Teasing small and growing children about boyfriends and girlfriends when they just want to innocently and wholesomely play with peers is not ok. “Are you going to marry so-and-so when you grow up?” A culture that offers hypersexualized Halloween costumes and dance classes for little girls is not ok. Limiting the range of emotions that are considered appropriate for little boys – such as crying when they’re injured or sad – is not ok. These kinds of cultural norms are so firmly and unhealthily ingrained in us, it’s tough to break the cycle.
We subconsciously encourage boys to be more active and give them greater physical freedom to be rough and tumble and take risks, while we subtly and overtly put pressure on little girls to be nurturing and more docile and pretty.
Our goals in parenting this little one include breaking these gendered approaches to child rearing. We can’t control the world around us, but we can place these expectations on those we love who will be around our baby in the early formative years. By us not revealing the birth sex for as long as we so choose, it will help you help us raise a healthy, well-balanced, inquisitive, bright child who is not so restrained by internalized gender norms.
Any time you find yourself consumed by curiosity about this, with our child or anybody else’s, ask yourself: why is it important for me to know? Regardless of whether we had a big, explosion PINK or BLUE announcement, you would be overjoyed for us, as long as we didn’t burn anything down in the reveal.

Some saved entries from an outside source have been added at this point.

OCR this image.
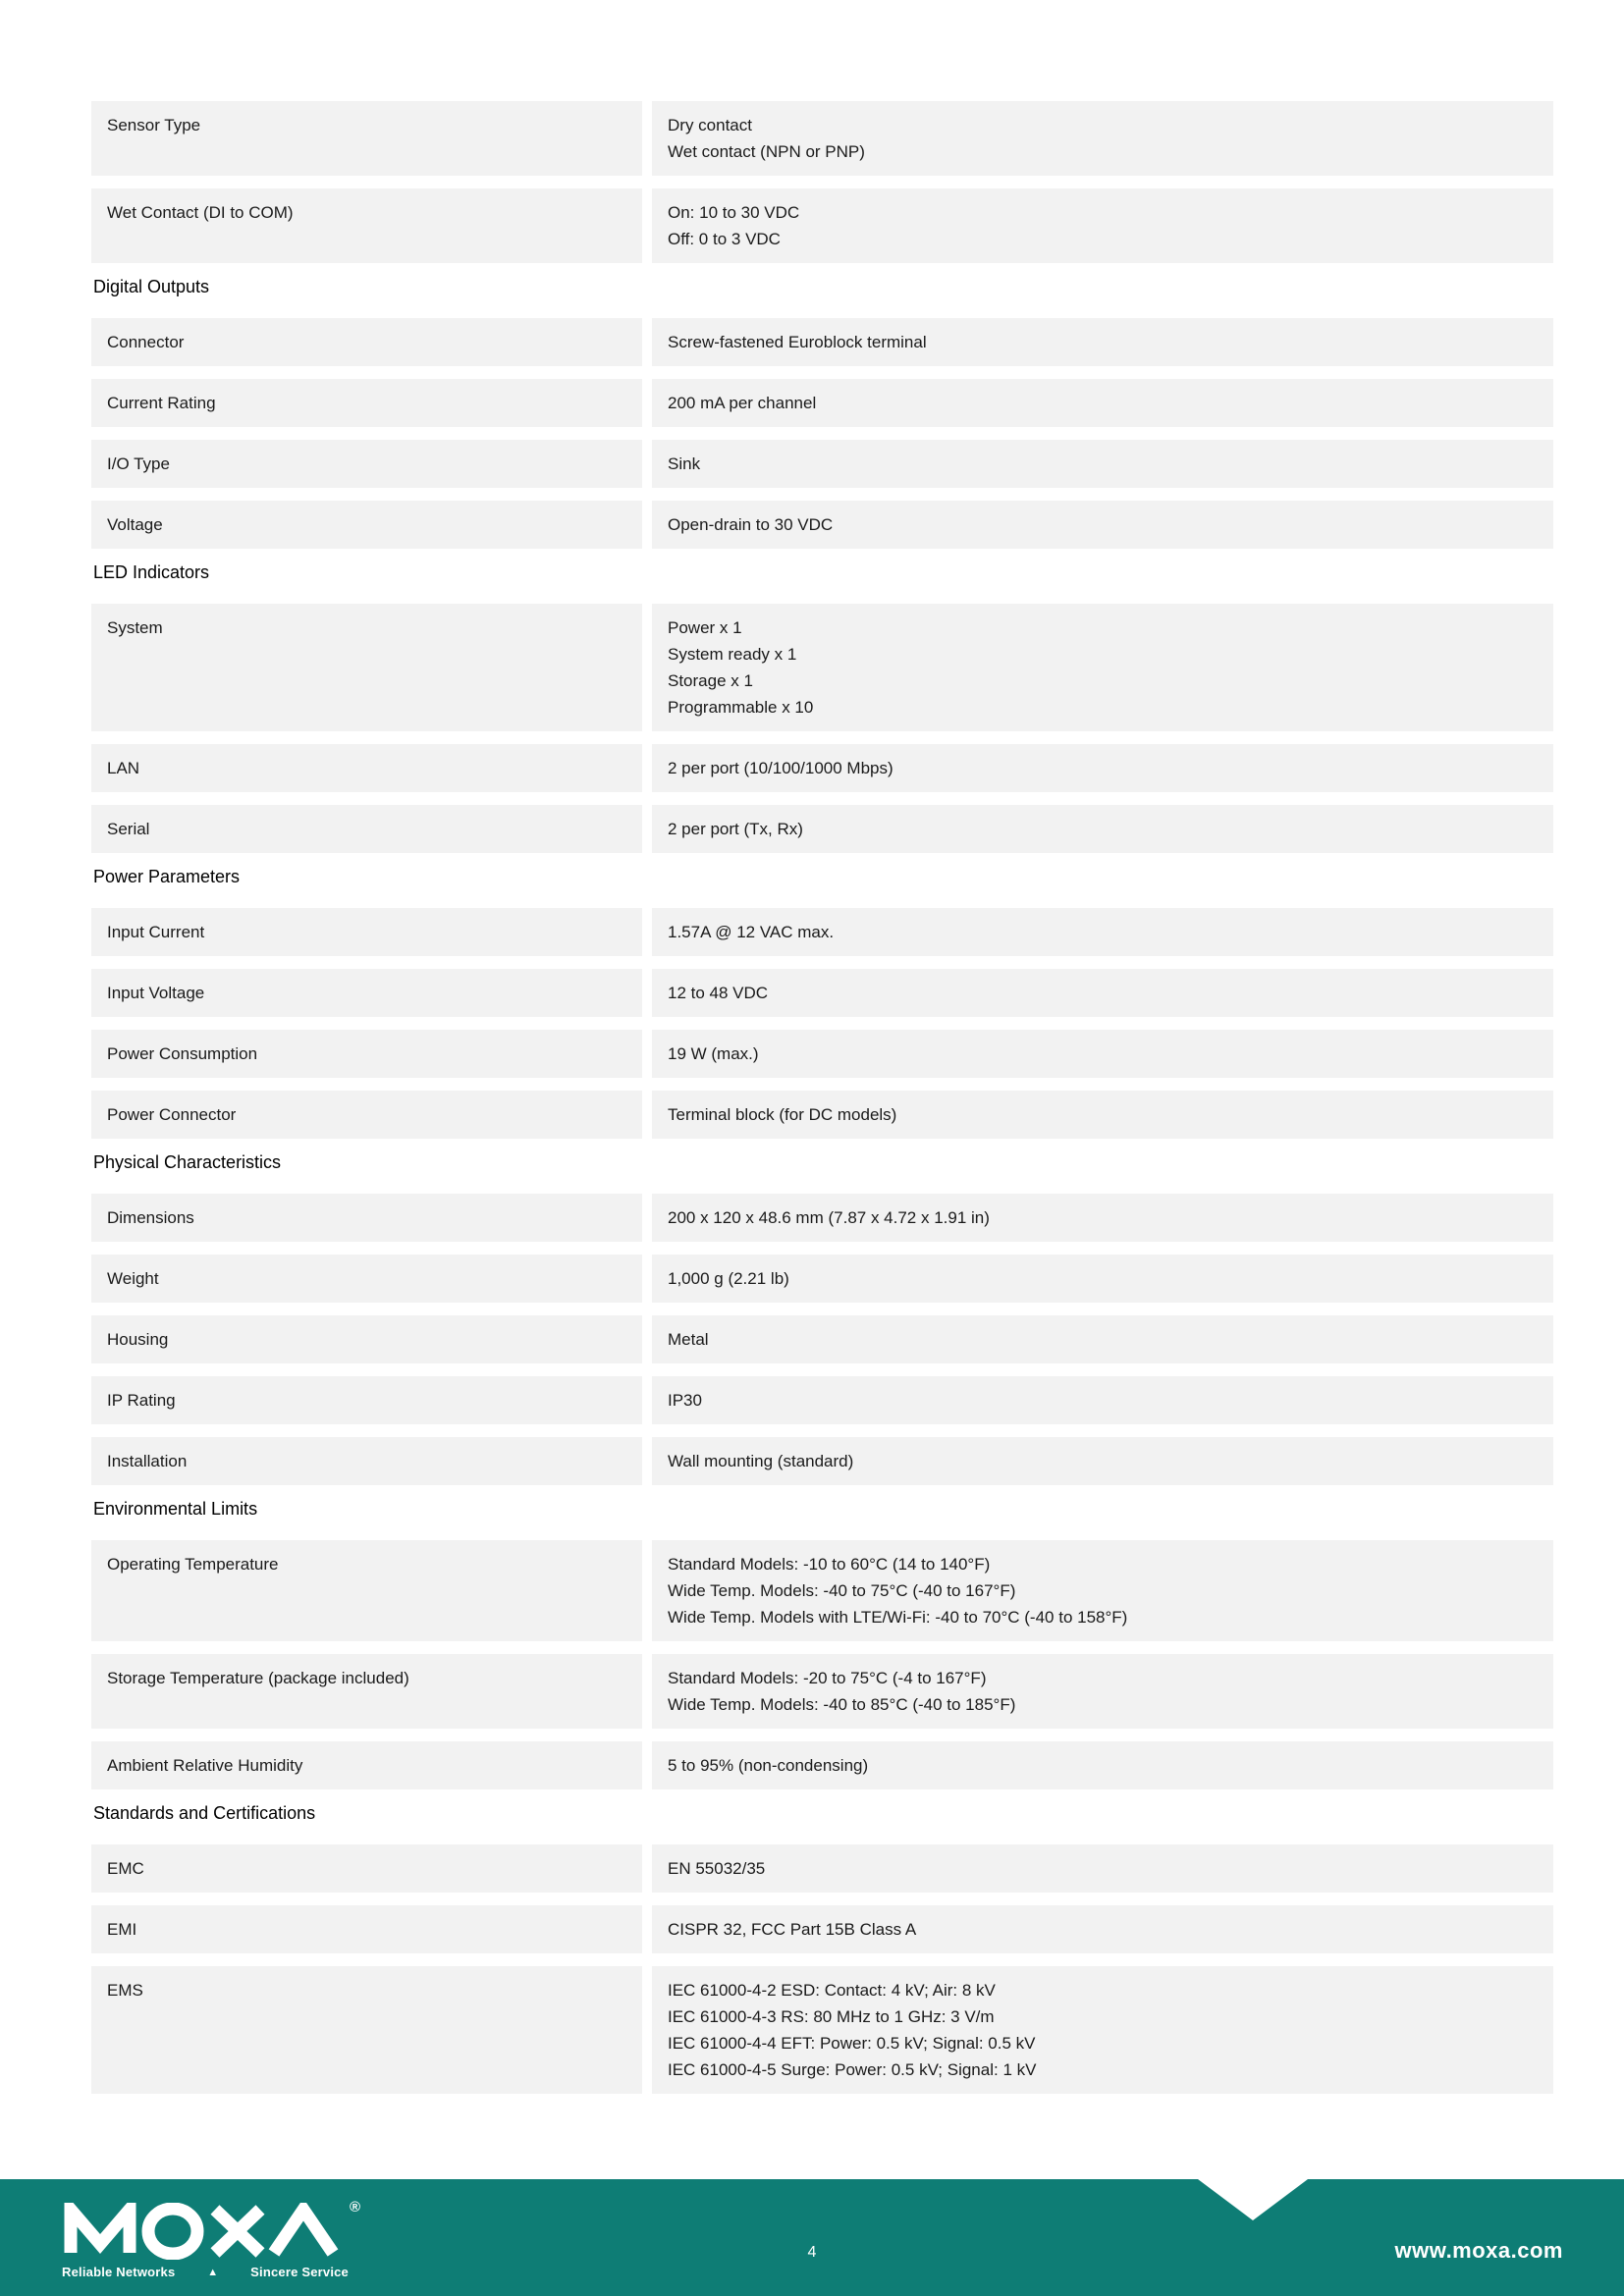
Sensor Type	Dry contact
Wet contact (NPN or PNP)
Wet Contact (DI to COM)	On: 10 to 30 VDC
Off: 0 to 3 VDC
Digital Outputs
Connector	Screw-fastened Euroblock terminal
Current Rating	200 mA per channel
I/O Type	Sink
Voltage	Open-drain to 30 VDC
LED Indicators
System	Power x 1
System ready x 1
Storage x 1
Programmable x 10
LAN	2 per port (10/100/1000 Mbps)
Serial	2 per port (Tx, Rx)
Power Parameters
Input Current	1.57A @ 12 VAC max.
Input Voltage	12 to 48 VDC
Power Consumption	19 W (max.)
Power Connector	Terminal block (for DC models)
Physical Characteristics
Dimensions	200 x 120 x 48.6 mm (7.87 x 4.72 x 1.91 in)
Weight	1,000 g (2.21 lb)
Housing	Metal
IP Rating	IP30
Installation	Wall mounting (standard)
Environmental Limits
Operating Temperature	Standard Models: -10 to 60°C (14 to 140°F)
Wide Temp. Models: -40 to 75°C (-40 to 167°F)
Wide Temp. Models with LTE/Wi-Fi: -40 to 70°C (-40 to 158°F)
Storage Temperature (package included)	Standard Models: -20 to 75°C (-4 to 167°F)
Wide Temp. Models: -40 to 85°C (-40 to 185°F)
Ambient Relative Humidity	5 to 95% (non-condensing)
Standards and Certifications
EMC	EN 55032/35
EMI	CISPR 32, FCC Part 15B Class A
EMS	IEC 61000-4-2 ESD: Contact: 4 kV; Air: 8 kV
IEC 61000-4-3 RS: 80 MHz to 1 GHz: 3 V/m
IEC 61000-4-4 EFT: Power: 0.5 kV; Signal: 0.5 kV
IEC 61000-4-5 Surge: Power: 0.5 kV; Signal: 1 kV
®
Reliable Networks	▲	Sincere Service
4	www.moxa.com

I encourage you to sit with any discomfort you feel in not knowing. Use it to think about the crushing weight of the gender binary, and think of how brave it is for those who are across the spectrums of gender identity and gender expression to buck the power of societal norms simply to be authentic – to be themselves. Think of the many teens and young adults who don’t fit neatly into male or female boxes, who are rejected by their families of origin, who end up homeless, who contemplate or attempt ending their precious lives. Suicide is the second leading cause of death among those aged 10 to 24, and 92% of transgender and nonbinary individuals report having attempted suicide before the age of 25.
We can’t protect any of our children from everything, but when you know better, you do better. We will try to give this child the most affirming start possible to life.
So, regarding the little one who will be with us soon, we will share the birth sex with a select few. If you hear the baby’s name, don’t assume M or F. We expect loved ones not to share this on social media, and we will trust them to interact with the kidlet in ways that focus on play, and inquisitiveness, and bravery, and joy, and healthy touch and snuggling and self-determination. There will be lots of color and laughter and freedom and gentleness in our home.
This is what we have all always deserved. Our birthright is supportive, responsive families and community and self-determination free of constructs that can be limiting and sometimes harmful.
We are bringing this baby into such a loving, wholesome, well-intentioned, beautiful community of people who share our excitement about this unexpected life blessing. We ask you to partner with us in creating a world that’s a little safer for all children to be who they authentically are.
I get that it’s a challenge. It certainly is for me. Among fielding all the questions, I won’t shop on baby websites that exclusively separate their goods by girl/boy, and the fact that there are so many like that is frustrating. It’s yet another symptom that our society is really, REALLY invested in the importance of birth sex. The pressure feels crushing for all the questions and funny looks that will come our way in the weeks, months, and years to come. But allowing this child to grow up in as much freedom as we can carve out for them is worth it.
Friends and family – always feel free to ask me questions in the DMs and I’ll respond with as much honesty as I have energy for. I invite you to challenge your own thinking around this, every time you have the overwhelming desire to know the birth sex of this or any baby. Why does it matter so much?
Love you all in our big community, and thank you for partnering with us to build a safer world.